Release dates and formats for "At Your Best (You Are Love)"
| Region | Date | Format(s) | Label(s) | Ref. |
| United States | August 22, 1994 | 12-inch vinyl; cassette; maxi CD; | Blackground; Jive; |  |
| United Kingdom | October 10, 1994 | Jive |  |
| Japan | October 21, 1994 | Mini CD | BMG |  |
| Australia | January 30, 1995 | CD; cassette; |  |

==Other versions==
- In the Philippines, the Aaliyah version was covered by two artists: MYMP on their album Versions and Nina from her love songs live album Nina Live!.

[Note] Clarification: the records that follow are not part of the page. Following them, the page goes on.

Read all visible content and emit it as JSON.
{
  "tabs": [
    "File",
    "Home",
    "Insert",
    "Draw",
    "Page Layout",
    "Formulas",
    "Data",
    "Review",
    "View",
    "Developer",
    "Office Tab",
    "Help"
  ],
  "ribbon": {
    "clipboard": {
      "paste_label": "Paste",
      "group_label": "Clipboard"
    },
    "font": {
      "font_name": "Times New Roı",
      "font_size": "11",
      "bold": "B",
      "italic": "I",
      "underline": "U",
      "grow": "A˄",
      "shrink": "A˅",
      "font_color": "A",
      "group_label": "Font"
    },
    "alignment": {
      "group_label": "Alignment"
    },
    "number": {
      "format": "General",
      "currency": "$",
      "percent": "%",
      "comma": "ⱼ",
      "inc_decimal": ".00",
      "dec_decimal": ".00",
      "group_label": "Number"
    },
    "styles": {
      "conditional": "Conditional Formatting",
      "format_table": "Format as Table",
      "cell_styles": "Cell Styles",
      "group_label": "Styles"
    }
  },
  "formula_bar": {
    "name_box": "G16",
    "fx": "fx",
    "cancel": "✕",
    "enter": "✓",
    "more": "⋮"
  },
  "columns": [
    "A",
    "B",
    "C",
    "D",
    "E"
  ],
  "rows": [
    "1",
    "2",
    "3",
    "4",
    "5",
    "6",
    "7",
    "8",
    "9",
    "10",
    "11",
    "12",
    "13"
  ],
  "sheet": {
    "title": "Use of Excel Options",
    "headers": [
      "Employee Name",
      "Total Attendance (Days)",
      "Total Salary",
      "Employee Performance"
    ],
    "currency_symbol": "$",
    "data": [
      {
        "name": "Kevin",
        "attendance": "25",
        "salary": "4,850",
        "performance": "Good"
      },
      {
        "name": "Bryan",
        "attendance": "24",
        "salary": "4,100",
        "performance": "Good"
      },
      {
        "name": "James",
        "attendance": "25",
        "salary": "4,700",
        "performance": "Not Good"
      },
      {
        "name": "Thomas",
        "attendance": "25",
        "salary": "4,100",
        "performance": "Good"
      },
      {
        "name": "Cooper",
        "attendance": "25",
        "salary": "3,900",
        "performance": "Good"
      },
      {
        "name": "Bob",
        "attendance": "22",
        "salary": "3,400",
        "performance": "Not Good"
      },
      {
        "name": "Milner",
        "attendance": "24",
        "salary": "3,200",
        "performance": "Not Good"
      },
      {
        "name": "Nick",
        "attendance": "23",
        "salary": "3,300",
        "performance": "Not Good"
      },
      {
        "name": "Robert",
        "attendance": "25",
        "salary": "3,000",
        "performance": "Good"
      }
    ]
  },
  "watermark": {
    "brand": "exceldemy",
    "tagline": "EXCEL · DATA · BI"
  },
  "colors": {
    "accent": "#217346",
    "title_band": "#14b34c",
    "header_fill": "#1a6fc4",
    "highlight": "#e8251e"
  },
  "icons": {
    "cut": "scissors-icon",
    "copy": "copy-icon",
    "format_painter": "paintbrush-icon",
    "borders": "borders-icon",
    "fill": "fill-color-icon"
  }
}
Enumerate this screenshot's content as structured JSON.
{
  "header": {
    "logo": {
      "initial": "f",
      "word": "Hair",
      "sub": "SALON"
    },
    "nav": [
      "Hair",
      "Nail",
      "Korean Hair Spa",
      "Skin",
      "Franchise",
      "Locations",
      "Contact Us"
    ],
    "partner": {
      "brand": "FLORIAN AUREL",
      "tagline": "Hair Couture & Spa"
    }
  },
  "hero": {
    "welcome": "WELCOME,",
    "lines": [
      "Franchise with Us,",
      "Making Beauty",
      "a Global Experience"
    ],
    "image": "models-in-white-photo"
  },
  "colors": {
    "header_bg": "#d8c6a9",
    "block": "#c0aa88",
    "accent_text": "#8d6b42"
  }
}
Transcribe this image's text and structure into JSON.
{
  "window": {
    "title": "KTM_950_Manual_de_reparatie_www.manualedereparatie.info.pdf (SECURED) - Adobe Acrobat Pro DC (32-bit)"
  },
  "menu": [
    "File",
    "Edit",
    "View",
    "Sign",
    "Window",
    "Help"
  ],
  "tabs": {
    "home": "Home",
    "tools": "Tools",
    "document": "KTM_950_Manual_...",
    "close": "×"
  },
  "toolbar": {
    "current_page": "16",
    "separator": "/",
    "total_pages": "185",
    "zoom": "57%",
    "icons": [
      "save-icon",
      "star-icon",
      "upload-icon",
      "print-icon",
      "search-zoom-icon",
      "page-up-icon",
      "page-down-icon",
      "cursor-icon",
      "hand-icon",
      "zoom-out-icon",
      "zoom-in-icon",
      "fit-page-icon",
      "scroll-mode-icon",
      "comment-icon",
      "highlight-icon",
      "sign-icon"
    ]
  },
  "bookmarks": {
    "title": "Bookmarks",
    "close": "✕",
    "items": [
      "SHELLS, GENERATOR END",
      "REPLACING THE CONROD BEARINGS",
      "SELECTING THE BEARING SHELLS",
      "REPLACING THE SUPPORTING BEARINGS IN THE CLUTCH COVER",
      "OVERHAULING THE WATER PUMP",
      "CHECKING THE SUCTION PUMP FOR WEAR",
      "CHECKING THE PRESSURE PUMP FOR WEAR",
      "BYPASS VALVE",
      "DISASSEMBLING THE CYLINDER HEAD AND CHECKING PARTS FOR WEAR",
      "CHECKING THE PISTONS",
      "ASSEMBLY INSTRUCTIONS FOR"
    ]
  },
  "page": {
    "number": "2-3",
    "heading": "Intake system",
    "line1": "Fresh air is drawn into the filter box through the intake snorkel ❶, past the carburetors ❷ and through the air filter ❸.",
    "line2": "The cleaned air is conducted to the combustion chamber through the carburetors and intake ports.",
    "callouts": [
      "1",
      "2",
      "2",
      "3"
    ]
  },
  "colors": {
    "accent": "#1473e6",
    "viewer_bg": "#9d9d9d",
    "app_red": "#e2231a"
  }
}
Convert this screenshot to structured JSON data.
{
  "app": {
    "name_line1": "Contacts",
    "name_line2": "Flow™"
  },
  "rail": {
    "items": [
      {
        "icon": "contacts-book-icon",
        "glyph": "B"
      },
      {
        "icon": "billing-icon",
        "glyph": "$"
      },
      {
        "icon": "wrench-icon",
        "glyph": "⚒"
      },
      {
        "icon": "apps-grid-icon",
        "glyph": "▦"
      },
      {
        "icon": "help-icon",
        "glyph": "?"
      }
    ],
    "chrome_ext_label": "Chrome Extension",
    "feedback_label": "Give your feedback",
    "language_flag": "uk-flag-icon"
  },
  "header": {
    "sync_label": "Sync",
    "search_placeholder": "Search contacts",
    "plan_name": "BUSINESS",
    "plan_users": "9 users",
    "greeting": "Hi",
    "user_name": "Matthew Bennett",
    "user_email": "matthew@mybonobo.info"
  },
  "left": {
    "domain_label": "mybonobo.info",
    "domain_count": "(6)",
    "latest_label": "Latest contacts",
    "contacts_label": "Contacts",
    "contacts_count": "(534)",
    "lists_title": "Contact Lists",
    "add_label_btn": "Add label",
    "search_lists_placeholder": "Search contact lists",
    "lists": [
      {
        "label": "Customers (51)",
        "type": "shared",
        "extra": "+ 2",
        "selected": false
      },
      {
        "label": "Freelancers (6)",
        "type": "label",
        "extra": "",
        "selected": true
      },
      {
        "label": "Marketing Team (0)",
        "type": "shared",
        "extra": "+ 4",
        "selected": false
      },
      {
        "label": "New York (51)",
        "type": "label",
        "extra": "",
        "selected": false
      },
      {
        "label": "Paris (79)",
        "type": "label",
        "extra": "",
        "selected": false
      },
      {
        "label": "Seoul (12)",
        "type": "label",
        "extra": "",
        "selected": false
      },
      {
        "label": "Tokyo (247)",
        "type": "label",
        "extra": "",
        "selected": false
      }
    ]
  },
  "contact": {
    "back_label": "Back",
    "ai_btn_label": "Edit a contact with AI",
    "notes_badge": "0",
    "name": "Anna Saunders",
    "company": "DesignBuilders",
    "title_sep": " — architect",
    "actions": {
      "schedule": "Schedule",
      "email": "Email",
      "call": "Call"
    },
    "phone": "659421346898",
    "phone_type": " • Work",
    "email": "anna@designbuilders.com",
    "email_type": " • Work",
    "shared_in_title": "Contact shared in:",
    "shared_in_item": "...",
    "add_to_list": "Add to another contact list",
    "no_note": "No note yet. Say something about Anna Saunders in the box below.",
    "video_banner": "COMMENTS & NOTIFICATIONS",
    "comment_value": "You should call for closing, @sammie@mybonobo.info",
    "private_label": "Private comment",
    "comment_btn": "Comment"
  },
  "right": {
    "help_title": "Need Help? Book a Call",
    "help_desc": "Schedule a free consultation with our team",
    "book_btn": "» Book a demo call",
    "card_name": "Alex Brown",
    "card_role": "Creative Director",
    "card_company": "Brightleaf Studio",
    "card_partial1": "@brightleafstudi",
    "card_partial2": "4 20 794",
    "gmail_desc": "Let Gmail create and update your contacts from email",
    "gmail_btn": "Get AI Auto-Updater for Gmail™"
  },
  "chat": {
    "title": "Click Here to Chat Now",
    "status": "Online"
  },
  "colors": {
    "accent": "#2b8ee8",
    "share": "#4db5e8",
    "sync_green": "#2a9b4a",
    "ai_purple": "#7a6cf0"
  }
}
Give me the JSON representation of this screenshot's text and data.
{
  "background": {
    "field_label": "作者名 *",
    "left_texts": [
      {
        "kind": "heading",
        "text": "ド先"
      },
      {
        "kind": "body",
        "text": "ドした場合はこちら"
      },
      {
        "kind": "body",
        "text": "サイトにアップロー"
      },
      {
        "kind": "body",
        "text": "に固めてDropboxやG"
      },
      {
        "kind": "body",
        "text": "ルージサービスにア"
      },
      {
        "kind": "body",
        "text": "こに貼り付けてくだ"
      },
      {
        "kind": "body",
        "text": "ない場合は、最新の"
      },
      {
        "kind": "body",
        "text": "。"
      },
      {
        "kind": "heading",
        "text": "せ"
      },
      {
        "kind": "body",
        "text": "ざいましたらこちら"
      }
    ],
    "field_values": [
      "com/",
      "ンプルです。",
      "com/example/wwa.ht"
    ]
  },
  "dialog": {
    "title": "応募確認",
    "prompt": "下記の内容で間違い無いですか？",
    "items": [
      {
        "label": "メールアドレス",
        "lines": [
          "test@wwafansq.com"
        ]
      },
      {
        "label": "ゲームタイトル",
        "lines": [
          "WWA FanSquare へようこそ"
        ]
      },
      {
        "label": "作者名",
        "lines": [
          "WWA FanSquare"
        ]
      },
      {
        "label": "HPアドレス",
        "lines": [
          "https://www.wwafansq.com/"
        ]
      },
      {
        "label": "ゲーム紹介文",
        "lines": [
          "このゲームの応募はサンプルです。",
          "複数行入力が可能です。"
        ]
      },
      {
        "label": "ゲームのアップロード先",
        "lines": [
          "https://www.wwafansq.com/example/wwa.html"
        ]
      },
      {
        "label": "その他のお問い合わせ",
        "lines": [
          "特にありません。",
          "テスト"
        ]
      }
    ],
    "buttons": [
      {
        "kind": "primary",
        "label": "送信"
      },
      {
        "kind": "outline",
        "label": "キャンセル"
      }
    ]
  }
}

- Swedish artist El Perro Del Mar covered the song in 2009 as a special Record Store Day release as well.
- In 2015, Frank Ocean released a cover (You are Luhh) on his Tumblr account as a tribute to Aaliyah, one day after what would have been her 36th birthday. A slightly different version was also included on his visual album Endless.
- In 2021, English singer Sinéad Harnett covered the song with a new music video to tribute to Aaliyah's version of the song.

==Samples==
- DJ Screw sampled the "Gangstar Child Remix" of Aaliyah's version in his song "My Mind Went Blank", released in 1995.
- In 2010, Drake released a song with Young Jeezy called "Unforgettable" which samples Aaliyah's version of the record.
- "Activist" by Gucci Mane & Peewee Longway, released in 2013, samples Aaliyah's version.
- Tamar Braxton sampled Aaliyah's version in her single with Future, "Let Me Know".